By Irish Echo Staff
J.G. Farrell has won the Booker Prize 30 years after his death for his Irish War of Independence-set novel, “Troubles.”
He posthumously joins an elite group of just three double winners of Britain’s most prestigious literary prize, having also won in 1973 for “The Siege of Krishnapur.”
A rule change in 1971 meant that the novels of 1970 were not considered. Six still in-print novels were shortlisted recently for the lost year. Farrell’s book won 38 percent of the votes cast.
Farrell was born into an Irish family in Liverpool in 1935. He died after slipping from a rock while fishing off the southwest coast of Ireland in August 1979.
“Farrell is an eccentric and highly gifted writer,” The Times of London review of “Troubles” said on Oct. 8, 1970. “There is a depth and compassion in his work rare among contemporary novelists, and a sense of style which may owe something to Nabokov.”
Deborah Rogers, who was Farrell’s agent, said: “Troubles was critically well received, but it never really got the breadth of response that it deserved.
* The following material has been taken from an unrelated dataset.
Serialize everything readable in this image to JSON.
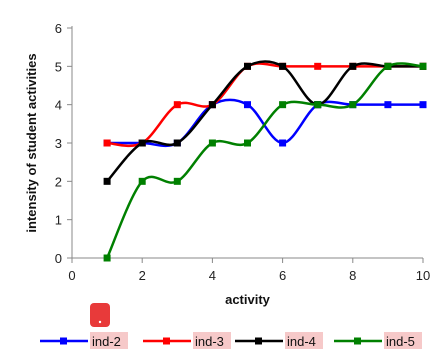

He would be very pleased and think, ‘Not before time’.”
His brother Richard Farrell, 67, accepted the prize at a ceremony in London last night. “To me, the book is a time machine. It takes me back to our childhood — growing up in Ireland, the smell of peat smoke in the air,” the Times of London reported him saying.
The Booker Prize is open to writers born in the U.K., the Commonwealth, Zimbabwe and Ireland. The other double winners are the South African J.M. Coetzee and Peter Carey, who is Australian.